Friday, October 12, 2012: 6:00 AM
Hall 4E/F (WSCC)
We are developing gene drive systems in mosquitoes as part of a genetic strategy to control malaria transmission. These strategies will allow the introgression of an autonomous or self-mobilizing effector gene into wild mosquito populations at rates faster than Mendelian inheritance. We have designed a construct for integration into the mosquito genome consisting of key components of the piggyBac transposon and a tissue- and stage-specific promoter.
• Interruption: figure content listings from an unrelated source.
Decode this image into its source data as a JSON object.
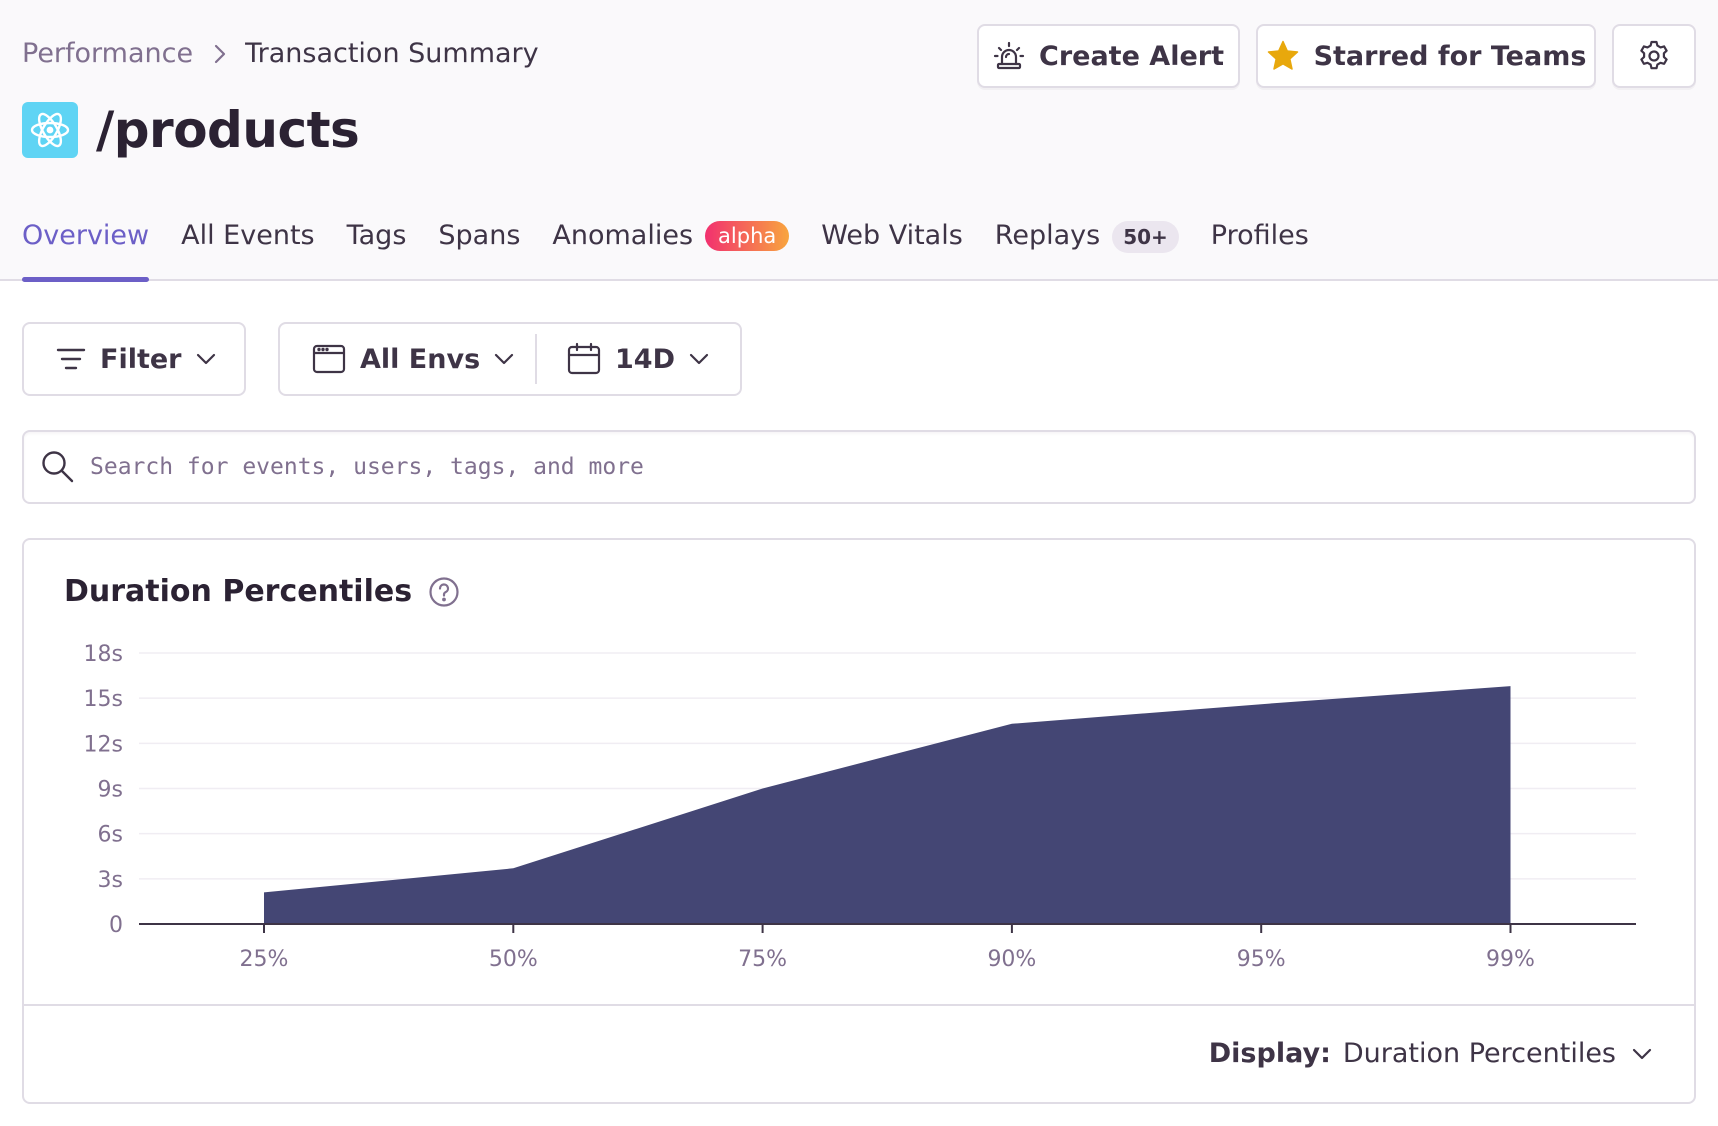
{
  "breadcrumb": {
    "parent": "Performance",
    "current": "Transaction Summary"
  },
  "title": "/products",
  "platform_icon": "react-icon",
  "header_buttons": {
    "create_alert": "Create Alert",
    "starred": "Starred for Teams"
  },
  "tabs": [
    {
      "label": "Overview",
      "active": true
    },
    {
      "label": "All Events"
    },
    {
      "label": "Tags"
    },
    {
      "label": "Spans"
    },
    {
      "label": "Anomalies",
      "badge": "alpha"
    },
    {
      "label": "Web Vitals"
    },
    {
      "label": "Replays",
      "badge": "50+"
    },
    {
      "label": "Profiles"
    }
  ],
  "filters": {
    "filter_label": "Filter",
    "environment": "All Envs",
    "period": "14D"
  },
  "search": {
    "placeholder": "Search for events, users, tags, and more"
  },
  "panel": {
    "title": "Duration Percentiles",
    "display_label": "Display:",
    "display_value": "Duration Percentiles"
  },
  "colors": {
    "accent": "#6c5fc7",
    "area_fill": "#444674",
    "star": "#e8a80c"
  },
  "chart_data": {
    "type": "area",
    "categories": [
      "25%",
      "50%",
      "75%",
      "90%",
      "95%",
      "99%"
    ],
    "values": [
      2.1,
      3.7,
      9.0,
      13.3,
      14.6,
      15.8
    ],
    "y_ticks": [
      "0",
      "3s",
      "6s",
      "9s",
      "12s",
      "15s",
      "18s"
    ],
    "ylim": [
      0,
      18
    ],
    "y_unit": "s",
    "grid": true,
    "legend": "none"
  }
}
This construct with a linked anti-parasite effector gene present at high frequencies in wild mosquito populations is expected to disrupt malaria transmission and lower human morbidity and mortality. A transgenic line of Anopheles stephensi was engineered to express the piggyBac transposase in the mosquito germ line using the nanos gene promoter. This line was crossed with two strains of mosquitoes carrying non-autonomous insertions to monitor their movement by looking at the expression of different phenotypes using the markers Discosoma sp. Red (dsRED) and Enhanced Cyan Fluorescent Protein (eCFP). There are five possible outcomes and three possible phenotypes associated with mobilization in the outcrosses. Gene amplification will be used to verify the novel chromosome location of any putative remobilized construct. These studies are expected to demonstrate if the transposon is capable of moving the transgene to a different place in the genome, thus validating the basis for an autonomous gene drive system.